In the video that emerged on Saturday, a woman can be heard yelling, "Mummy's right here...mummy loves you,' and before saying 'Isaiah be calm,' when the boy started crying.
Director Thane Maynard supported the zoo's dangerous animal response team for their decision to put down the gorilla.
"They made a tough choice and they made the right choice because they saved that little boy's life," Maynard said.
But outraged animal lovers took to social media declaring the western lowland gorilla's life was unnecessarily taken, and more than 1,000 have already joined the Facebook group Justice for Harambe.
While some defended the parents, many others were less sympathetic.
One Twitter user wrote: "So a beautiful, innocent gorilla has to die because neglectful parents can't control their kids? Mankind sucks :( #Harambe #CincinnatiZoo"
Another user Chris Dasauchoit tweeted: "Beautiful animals sadly paying for utter human stupidity and negligence with their lives. #Harame #CincinnatiZoo."
I'm far from being a tree-hugger, but lowland gorillas are endangered and stupid people aren't.
Sorry, #Harambe.— Bob Owens (@bob_owens) May 29, 2016
So sad to hear about #Harambe - stupid people who cant keep an eye on their children cost the life of such a magnificent animal.
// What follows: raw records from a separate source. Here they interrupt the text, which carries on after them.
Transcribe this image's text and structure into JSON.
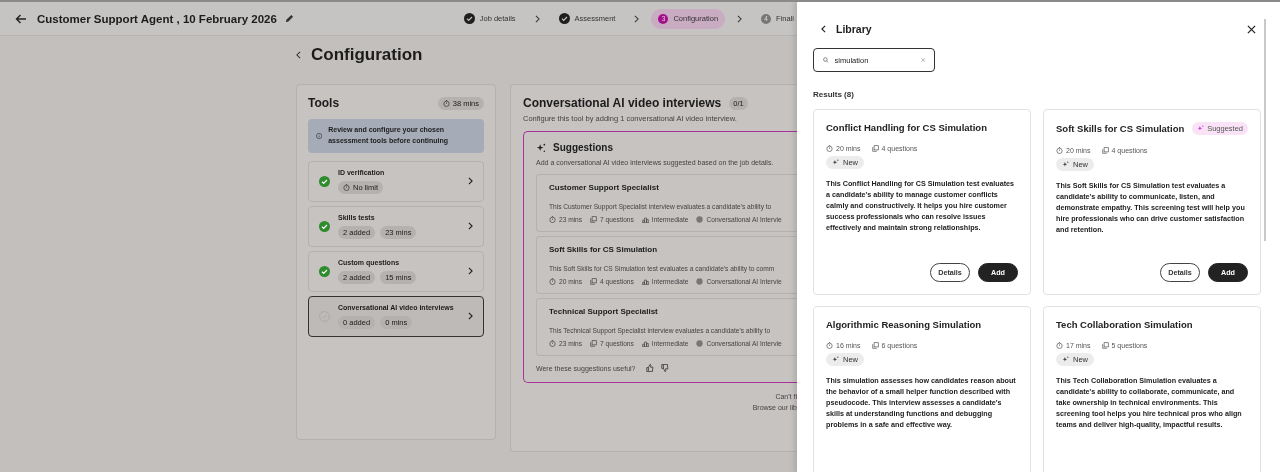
{
  "header": {
    "title": "Customer Support Agent , 10 February 2026",
    "steps": [
      {
        "label": "Job details",
        "done": true,
        "selected": false
      },
      {
        "label": "Assessment",
        "done": true,
        "selected": false
      },
      {
        "label": "Configuration",
        "number": "3",
        "done": false,
        "selected": true
      },
      {
        "label": "Finali",
        "number": "4",
        "done": false,
        "selected": false
      }
    ]
  },
  "page": {
    "title": "Configuration"
  },
  "tools": {
    "title": "Tools",
    "duration": "38 mins",
    "notice": "Review and configure your chosen assessment tools before continuing",
    "items": [
      {
        "name": "ID verification",
        "done": true,
        "selected": false,
        "tags": [
          {
            "text": "No limit",
            "timer": true
          }
        ]
      },
      {
        "name": "Skills tests",
        "done": true,
        "selected": false,
        "tags": [
          {
            "text": "2 added",
            "timer": false
          },
          {
            "text": "23 mins",
            "timer": false
          }
        ]
      },
      {
        "name": "Custom questions",
        "done": true,
        "selected": false,
        "tags": [
          {
            "text": "2 added",
            "timer": false
          },
          {
            "text": "15 mins",
            "timer": false
          }
        ]
      },
      {
        "name": "Conversational AI video interviews",
        "done": false,
        "selected": true,
        "tags": [
          {
            "text": "0 added",
            "timer": false
          },
          {
            "text": "0 mins",
            "timer": false
          }
        ]
      }
    ]
  },
  "interviews": {
    "title": "Conversational AI video interviews",
    "count": "0/1",
    "subtitle": "Configure this tool by adding 1 conversational AI video interview.",
    "suggestions": {
      "title": "Suggestions",
      "subtitle": "Add a conversational AI video interviews suggested based on the job details.",
      "items": [
        {
          "title": "Customer Support Specialist",
          "description": "This Customer Support Specialist interview evaluates a candidate's ability to",
          "duration": "23 mins",
          "questions": "7 questions",
          "level": "Intermediate",
          "type": "Conversational AI Intervie"
        },
        {
          "title": "Soft Skills for CS Simulation",
          "description": "This Soft Skills for CS Simulation test evaluates a candidate's ability to comm",
          "duration": "20 mins",
          "questions": "4 questions",
          "level": "Intermediate",
          "type": "Conversational AI Intervie"
        },
        {
          "title": "Technical Support Specialist",
          "description": "This Technical Support Specialist interview evaluates a candidate's ability to",
          "duration": "23 mins",
          "questions": "7 questions",
          "level": "Intermediate",
          "type": "Conversational AI Intervie"
        }
      ],
      "feedback": "Were these suggestions useful?"
    },
    "footer": [
      "Can't fi",
      "Browse our lib"
    ]
  },
  "library": {
    "title": "Library",
    "search": {
      "value": "simulation"
    },
    "results": "Results (8)",
    "cards": [
      {
        "title": "Conflict Handling for CS Simulation",
        "suggested": false,
        "duration": "20 mins",
        "questions": "4 questions",
        "tag": "New",
        "description": "This Conflict Handling for CS Simulation test evaluates a candidate's ability to manage customer conflicts calmly and constructively. It helps you hire customer success professionals who can resolve issues effectively and maintain strong relationships.",
        "actions": [
          "Details",
          "Add"
        ]
      },
      {
        "title": "Soft Skills for CS Simulation",
        "suggested": true,
        "badge": "Suggested",
        "duration": "20 mins",
        "questions": "4 questions",
        "tag": "New",
        "description": "This Soft Skills for CS Simulation test evaluates a candidate's ability to communicate, listen, and demonstrate empathy. This screening test will help you hire professionals who can drive customer satisfaction and retention.",
        "actions": [
          "Details",
          "Add"
        ]
      },
      {
        "title": "Algorithmic Reasoning Simulation",
        "suggested": false,
        "duration": "16 mins",
        "questions": "6 questions",
        "tag": "New",
        "description": "This simulation assesses how candidates reason about the behavior of a small helper function described with pseudocode. This interview assesses a candidate's skills at understanding functions and debugging problems in a safe and effective way."
      },
      {
        "title": "Tech Collaboration Simulation",
        "suggested": false,
        "duration": "17 mins",
        "questions": "5 questions",
        "tag": "New",
        "description": "This Tech Collaboration Simulation evaluates a candidate's ability to collaborate, communicate, and take ownership in technical environments. This screening tool helps you hire technical pros who align teams and deliver high-quality, impactful results."
      }
    ]
  }
}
Heartbroken— K. (@tiskirsten) May 29, 2016
Zoo officials said three gorillas were in the enclosure when the boy fell in the moat, but the two female gorillas were called out immediately.
Harambe remained in the yard with the child.
Some said Harambe appeared to be guarding and defending the boy, but video footage also showed him dragging the four-year-old in the water.
According to Maynard, the gorilla did not appear to be attacking the child, but he called it "an extremely strong" animal in an agitated situation.
"You're talking about an animal that's over 400 pounds and extremely strong. So no, the child wasn't under attack but all sorts of things could happen in a situation like that. He certainly was at risk," he told WLWT.
According to a fire department incident report, the gorilla was "violently dragging and throwing the child", who was between Harambe's legs when the gorilla was shot, WLWT reported.
Maynard explained that tranquilising the gorilla would not have knocked it out immediately, leaving the boy in danger.
The child was taken to Cincinnati Children's Hospital Medical Center with serious but "non-life threatening" injuries following the incident, which was reported around 4pm.
He was still alert when he was taken to hospital, according to officials.
Officials said they could not release any information on the child, including his name.
Zoo director Maynard noted it was the first time that the team had killed a zoo animal in such an emergency situation, and he called it "a very sad day" at the zoo.
He said said in a statement: "The Zoo security team's quick response saved the child's life.
"We are all devastated that this tragic accident resulted in the death of a critically-endangered gorilla. This is a huge loss for the Zoo family and the gorilla population worldwide."
Western lowland gorillas are deemed critically endangered by the World Wildlife Fund.
Harambe came to Cincinnati in 2015 from the Gladys Porter Zoo in Brownsville, Texas. According to the zoo's website, it houses 11 gorillas.
The area around the gorilla exhibit was closed off on Saturday afternoon as zoo visitors reported hearing screaming.
The zoo is to be open as usual today but Gorilla World will be closed until further notice.
In March, two curious polar bears at the zoo wandered into a behind-the-scenes service hallway through an open den door, but never left a secondary containment area.
The zoo said the 17-year-old female Berit and the 26-year-old male Little One, entered an "inappropriate" area but remained contained and were never loose or a threat to the public.
During that incident, zoo officials said staff followed protocols and safely returned the bears to their main holding area within two hours.